Nel vibonese l’economia e le attività imprenditoriali varie sono ormai, per la maggior parte o quasi tutte, sotto il controllo della criminalità, o direttamente o, indirettamente, tramite prestanomi o comunque sottostanno e godono di protezioni remunerate: le attività libere stanno pian piano scomparendo sotto gli occhi, o forse per la cecità, di chi dovrebbe difenderle e invece, e succede spesso, le sottopone a controlli continui e quasi vessatori , contribuendo così, vorrei credere involontariamente, alla loro sparizione.
Le attività "protette" praticano prezzi infimi, spesso hanno pochi degli addetti in regola ed eseguono forniture e servizi ai privati senza emettere documenti fiscali,
spesso eseguono i lavori pubblici in subappalto non registrato, senza che le Amministrazioni Pubbliche, tramite i loro responsabili, esercitino i controlli previsti ed applichino le sanzioni di legge, spesso si forniscono da fornitori abusivi o comunque illegali, spesso utilizzano materiali di provenienza sconosciuta e di pessima qualità, senza che nessuno di chi dovrebbe controllare, sollevi rilievi di sorta.

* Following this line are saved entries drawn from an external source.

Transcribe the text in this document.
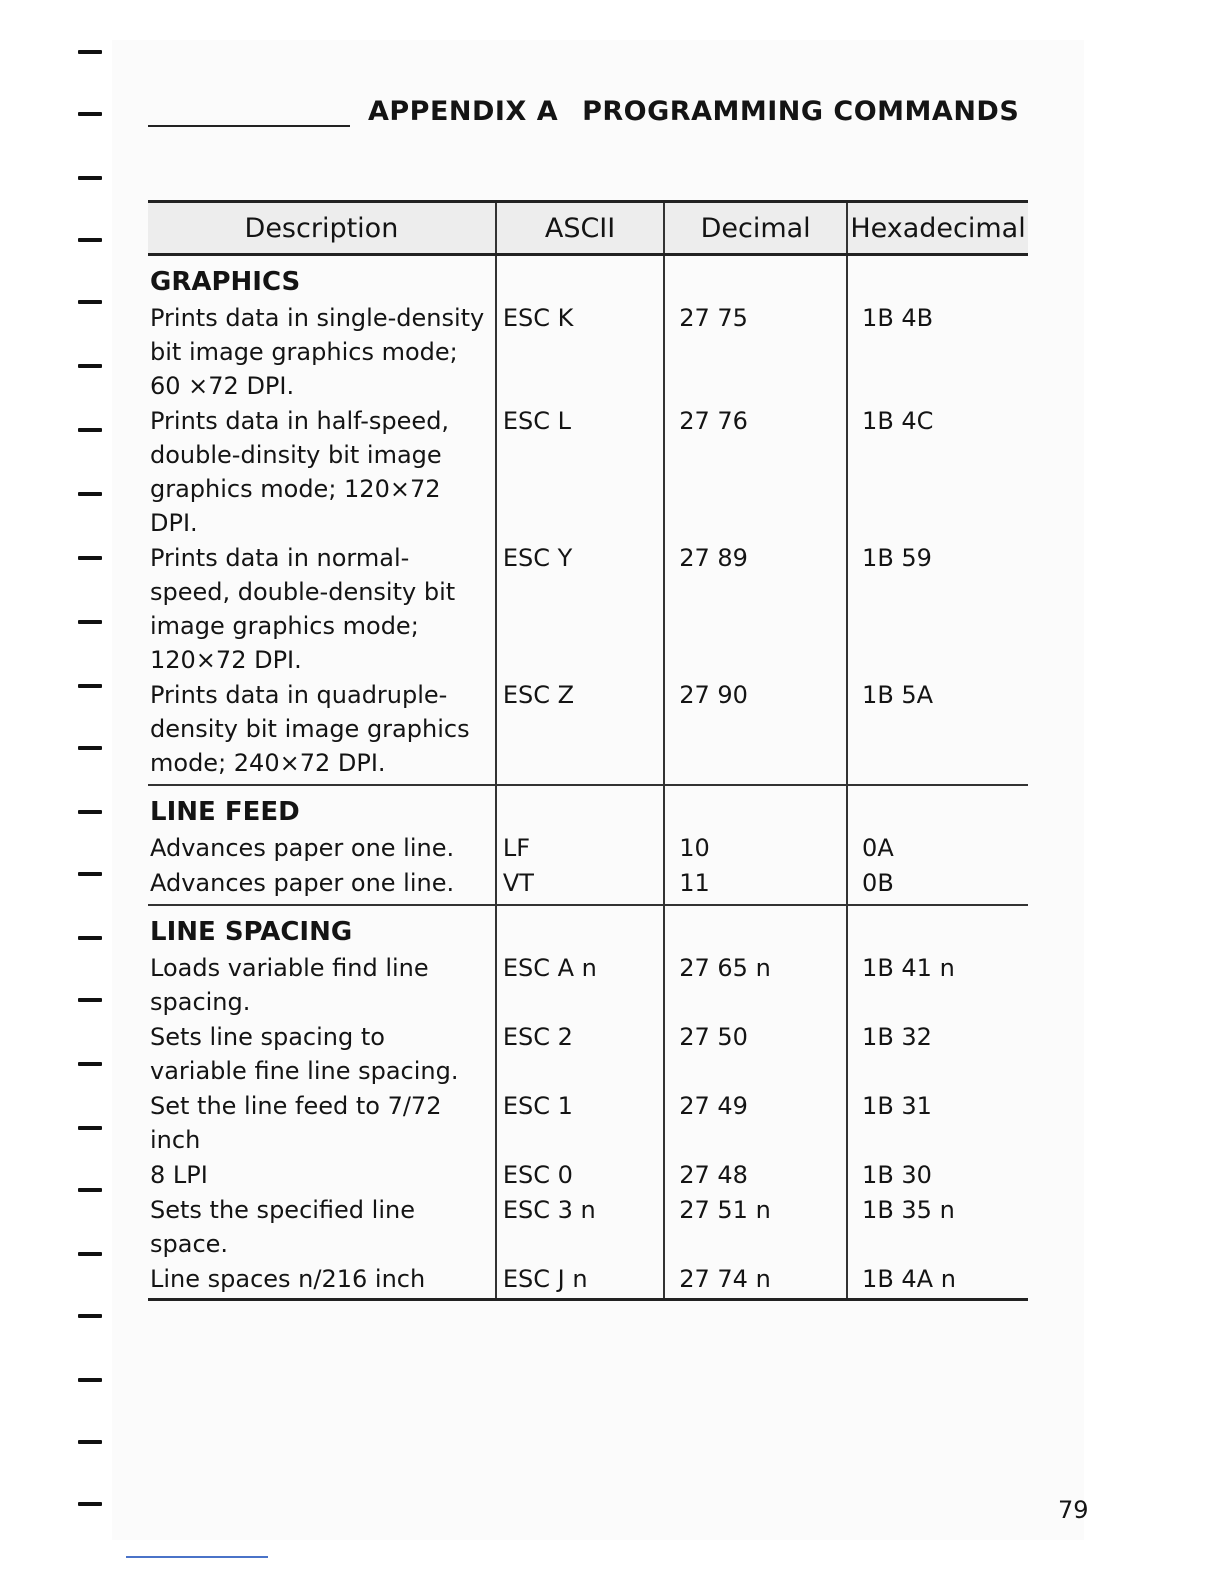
APPENDIX A PROGRAMMING COMMANDS
Description	ASCII	Decimal	Hexadecimal

GRAPHICS			

Prints data in single-density bit image graphics mode; 60 ×72 DPI.	ESC K	27 75	1B 4B
Prints data in half-speed, double-dinsity bit image graphics mode; 120×72 DPI.	ESC L	27 76	1B 4C
Prints data in normal-speed, double-density bit image graphics mode; 120×72 DPI.	ESC Y	27 89	1B 59
Prints data in quadruple-density bit image graphics mode; 240×72 DPI.	ESC Z	27 90	1B 5A

LINE FEED			

Advances paper one line.	LF	10	0A
Advances paper one line.	VT	11	0B

LINE SPACING			

Loads variable find line spacing.	ESC A n	27 65 n	1B 41 n
Sets line spacing to variable fine line spacing.	ESC 2	27 50	1B 32
Set the line feed to 7/72 inch	ESC 1	27 49	1B 31
8 LPI	ESC 0	27 48	1B 30
Sets the specified line space.	ESC 3 n	27 51 n	1B 35 n
Line spaces n/216 inch	ESC J n	27 74 n	1B 4A n
79
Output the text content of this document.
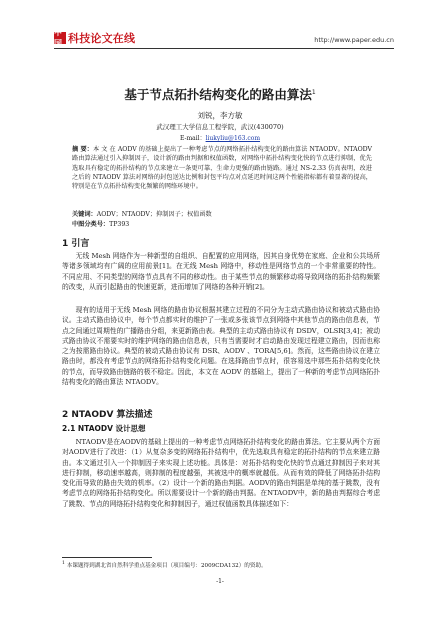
中国 科技论文在线	http://www.paper.edu.cn
基于节点拓扑结构变化的路由算法$^1$
刘锐，李方敏
武汉理工大学信息工程学院，武汉(430070)
E-mail：liukyliu@163.com
摘 要：本 文 在 AODV 的基础上提出了一种考虑节点的网络拓扑结构变化的路由算法 NTAODV。NTAODV 路由算法通过引入抑制因子，设计新的路由判据和权值函数，对网络中拓扑结构变化快的节点进行抑制，优先选取具有稳定的拓扑结构的节点来建立一条更可靠、生命力更强的路由链路。通过 NS-2.33 仿真表明，改进之后的 NTAODV 算法对网络的封包送达比例和封包平均点对点延迟时间这两个性能指标都有着显著的提高，特别是在节点拓扑结构变化频繁的网络环境中。
关键词：AODV；NTAODV；抑制因子；权值函数
中图分类号：TP393
1 引言
无线 Mesh 网络作为一种新型的自组织、自配置的应用网络，因其自身优势在家庭、企业和公共场所等诸多领域均有广阔的应用前景[1]。在无线 Mesh 网络中，移动性是网络节点的一个非常重要的特性。不同应用、不同类型的网络节点具有不同的移动性。由于某些节点的频繁移动将导致网络的拓扑结构频繁的改变，从而引起路由的快速更新，进而增加了网络的各种开销[2]。
现有的适用于无线 Mesh 网络的路由协议根据其建立过程的不同分为主动式路由协议和被动式路由协议。主动式路由协议中，每个节点都实时的维护了一张或多张该节点到网络中其他节点的路由信息表，节点之间通过周期性的广播路由分组，来更新路由表。典型的主动式路由协议有 DSDV，OLSR[3,4]；被动式路由协议不需要实时的维护网络的路由信息表，只有当需要时才启动路由发现过程建立路由，因而也称之为按需路由协议。典型的被动式路由协议有 DSR、AODV 、TORA[5,6]。然而，这些路由协议在建立路由时，都没有考虑节点的网络拓扑结构变化问题。在选择路由节点时，很容易选中那些拓扑结构变化快的节点，而导致路由链路的极不稳定。因此，本文在 AODV 的基础上，提出了一种新的考虑节点网络拓扑结构变化的路由算法 NTAODV。
2 NTAODV 算法描述
2.1 NTAODV 设计思想
NTAODV是在AODV的基础上提出的一种考虑节点网络拓扑结构变化的路由算法。它主要从两个方面对AODV进行了改进：（1）从复杂多变的网络拓扑结构中，优先选取具有稳定的拓扑结构的节点来建立路由。本文通过引入一个抑制因子来实现上述功能。具体是：对拓扑结构变化快的节点通过抑制因子来对其进行抑制，移动速率越高，则抑制的程度越强，其被选中的概率就越低。从而有效的降低了网络拓扑结构变化而导致的路由失效的机率。（2）设计一个新的路由判据。AODV的路由判据是单纯的基于跳数，没有考虑节点的网络拓扑结构变化。所以需要设计一个新的路由判据。在NTAODV中，新的路由判据综合考虑了跳数、节点的网络拓扑结构变化和抑制因子，通过权值函数具体描述如下：
$^1$ 本课题得到湖北省自然科学重点基金项目（项目编号：2009CDA132）的资助。
-1-
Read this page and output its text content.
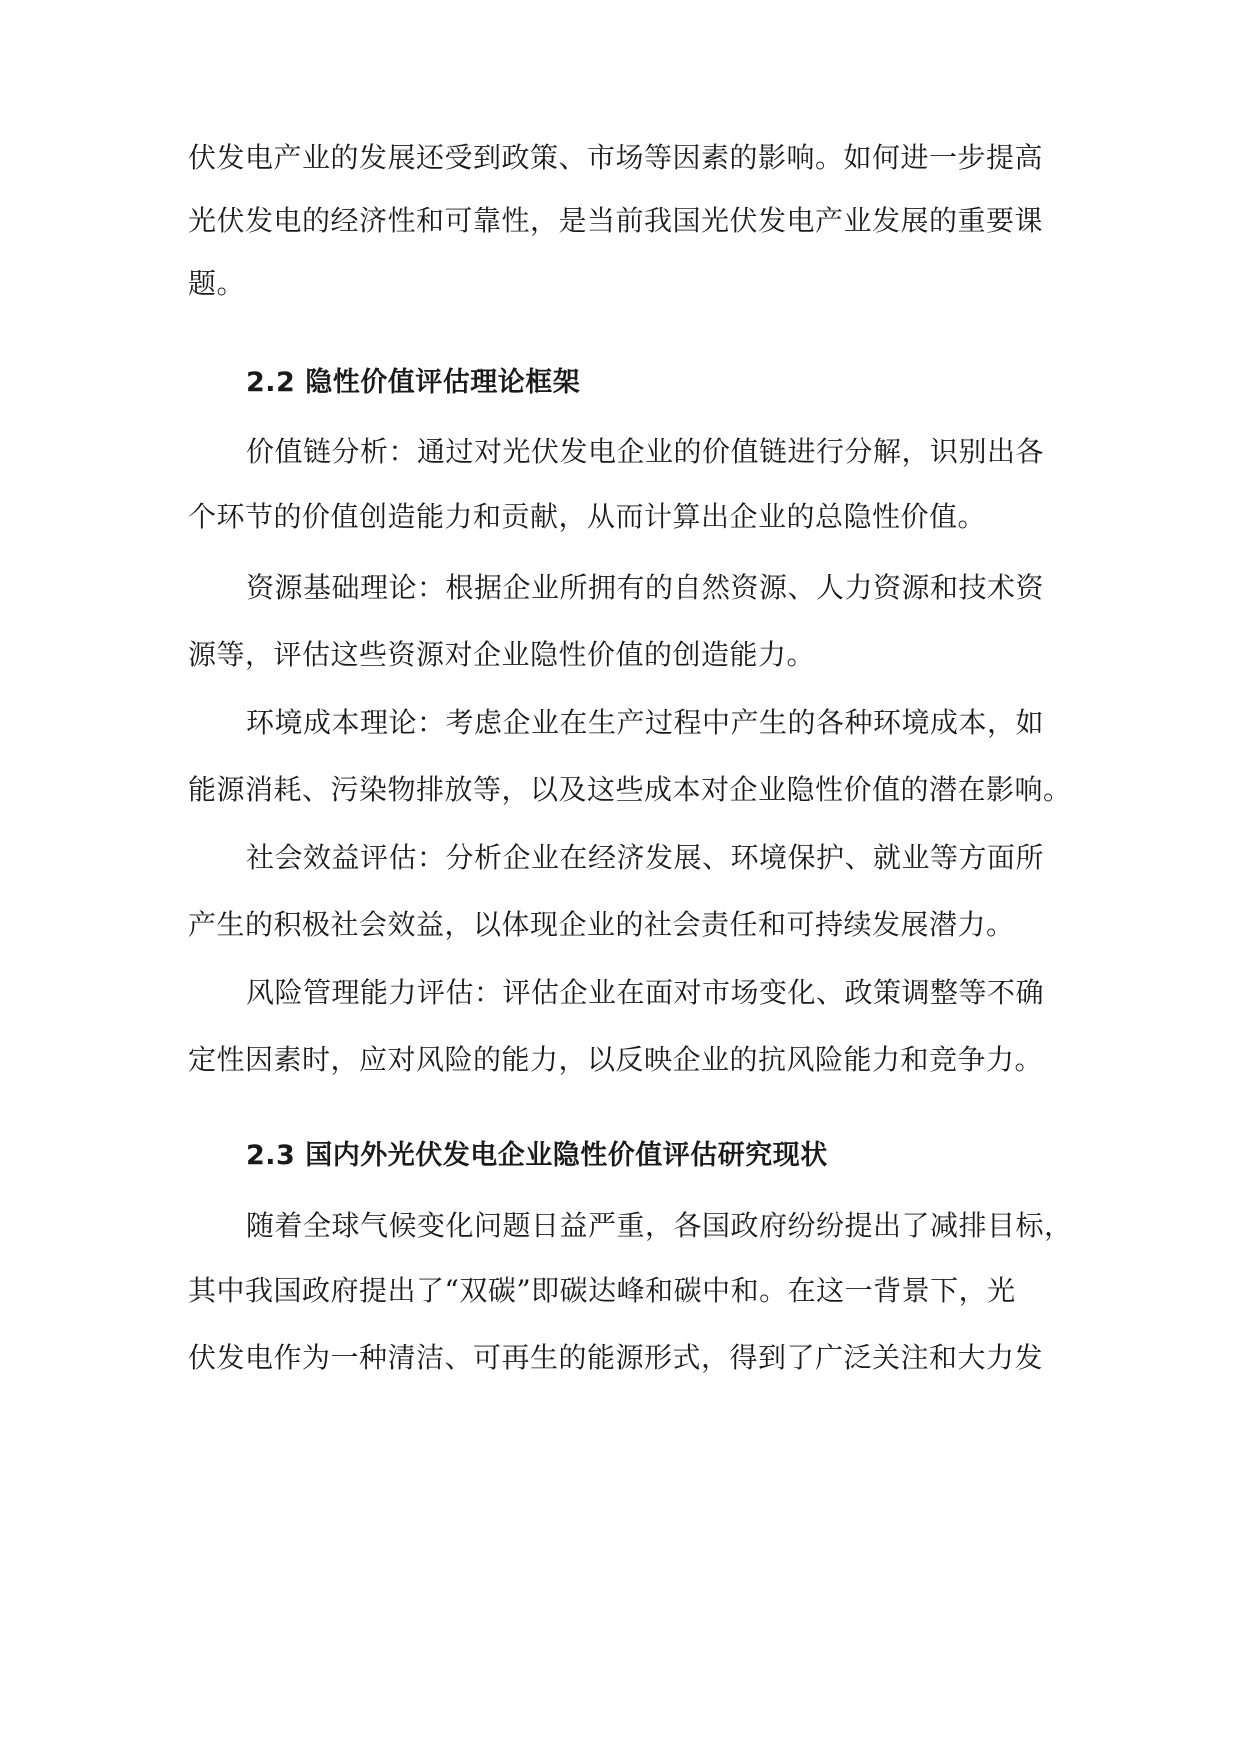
伏发电产业的发展还受到政策、市场等因素的影响。如何进一步提高
光伏发电的经济性和可靠性，是当前我国光伏发电产业发展的重要课
题。
2.2 隐性价值评估理论框架
价值链分析：通过对光伏发电企业的价值链进行分解，识别出各
个环节的价值创造能力和贡献，从而计算出企业的总隐性价值。
资源基础理论：根据企业所拥有的自然资源、人力资源和技术资
源等，评估这些资源对企业隐性价值的创造能力。
环境成本理论：考虑企业在生产过程中产生的各种环境成本，如
能源消耗、污染物排放等，以及这些成本对企业隐性价值的潜在影响。
社会效益评估：分析企业在经济发展、环境保护、就业等方面所
产生的积极社会效益，以体现企业的社会责任和可持续发展潜力。
风险管理能力评估：评估企业在面对市场变化、政策调整等不确
定性因素时，应对风险的能力，以反映企业的抗风险能力和竞争力。
2.3 国内外光伏发电企业隐性价值评估研究现状
随着全球气候变化问题日益严重，各国政府纷纷提出了减排目标，
其中我国政府提出了“双碳”即碳达峰和碳中和。在这一背景下，光
伏发电作为一种清洁、可再生的能源形式，得到了广泛关注和大力发
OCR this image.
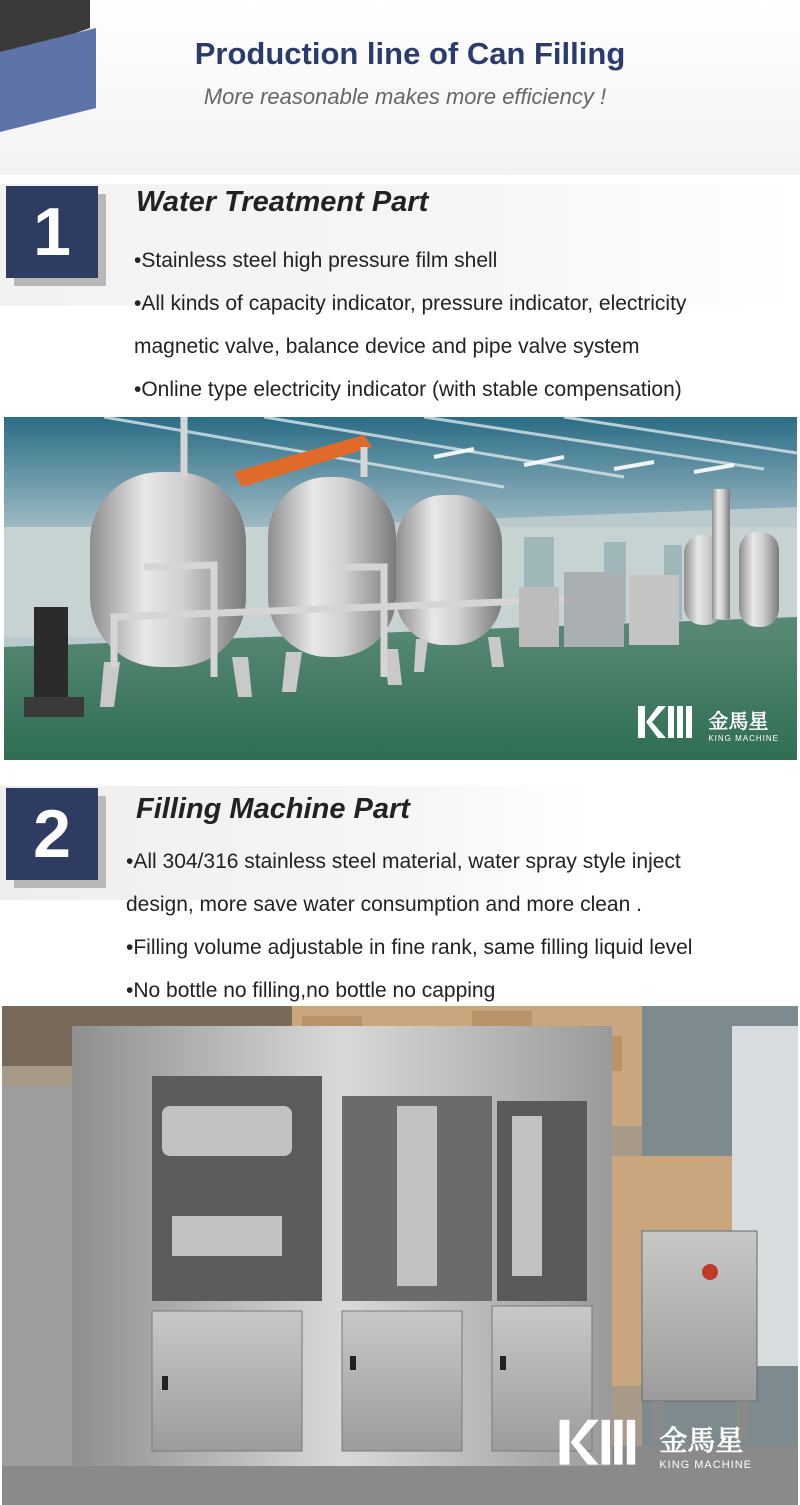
Production line of Can Filling
More reasonable makes more efficiency !
1	Water Treatment Part
•Stainless steel high pressure film shell
•All kinds of capacity indicator, pressure indicator, electricity
magnetic valve, balance device and pipe valve system
•Online type electricity indicator (with stable compensation)
金馬星
KING MACHINE
2	Filling Machine Part
•All 304/316 stainless steel material, water spray style inject
design, more save water consumption and more clean .
•Filling volume adjustable in fine rank, same filling liquid level
•No bottle no filling,no bottle no capping
金馬星
KING MACHINE
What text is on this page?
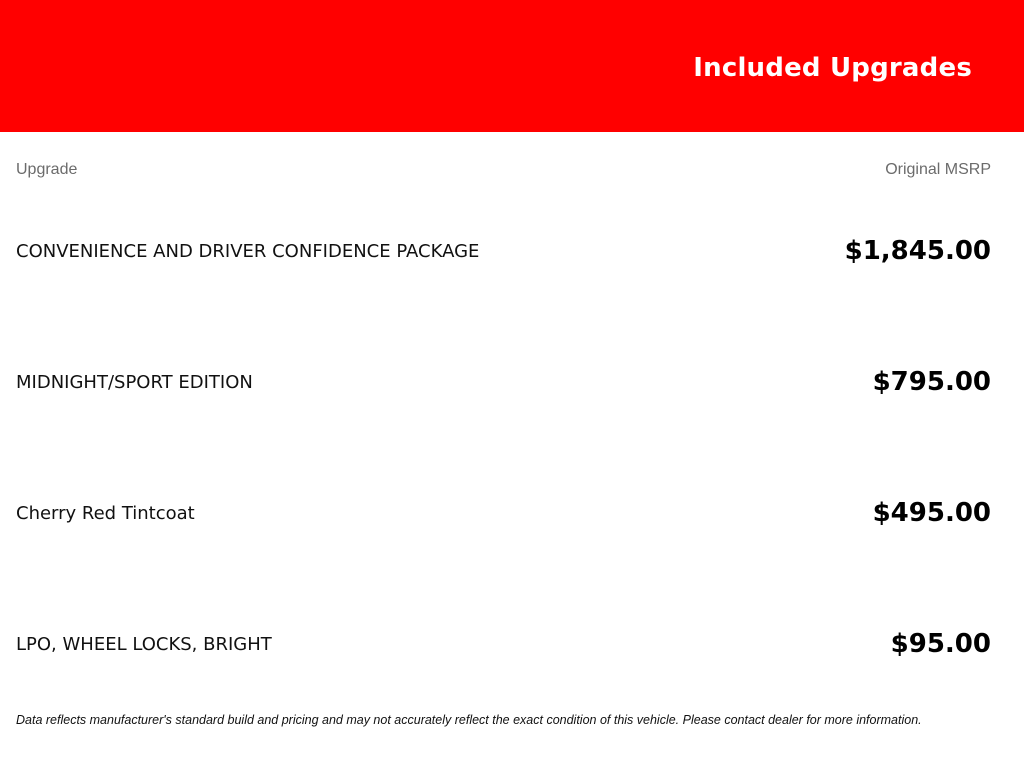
Included Upgrades
Upgrade	Original MSRP
CONVENIENCE AND DRIVER CONFIDENCE PACKAGE	$1,845.00
MIDNIGHT/SPORT EDITION	$795.00
Cherry Red Tintcoat	$495.00
LPO, WHEEL LOCKS, BRIGHT	$95.00
Data reflects manufacturer's standard build and pricing and may not accurately reflect the exact condition of this vehicle. Please contact dealer for more information.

Nei comuni in genere, progettazioni ed esecuzione dei lavori, specialmente nel privato, avvengono in nero e sono soggette solo alla malapolitica e/o all’indirizzo occulto ed interessato dei tecnici comunali, i piani regolatori vengono redatti, non secondo trasparenti norme tecniche ed urbanistiche, ma secondo i voleri e gli interessi degli amministratori e dei loro amici e/o di altre associazioni anche di tipo delinquenziale interessate alla speculazione edilizia ed al controllo territoriale: ecco che abbiamo le famose "macchie di leopardo" stranamente distribuite sui territori d’ambito!
Si scopre poi, da parte dei Cittadini, del perchè e del perquanto certi terreni hanno avuto una certa destinazione edilizia, mentre i terreni circostanti sono rimasti "agricoli": eppure neanche le autorità competenti, anche in seguito ed a causa di esposti dettagliati, si accorgono di tali palesi incongruenze a favore di alcuni (amici), anche con collegamenti di certo ambigui, se non illeciti, ma furbi, cioè definiti  comunemente"intelligenti" 
ed a danno di altri (comuni, onesti, e magari per questo ritenuti "stupidi", cittadini).
L’illegalità, non solo limita, ma nella situazione in cui siamo oggi, ha quasi cancellato le libertà dei Calabresi e di tutto il vibonese, in particolare! 
Svegliamoci e cominciamo ad essere Tutti normali, cioè siamo Cittadini e non marionette, e chi può e ne ha la volontà ci aiuti a liberarci da questa "cappa" di piombo che sta soffocando la ns fantastica e generosa Terra.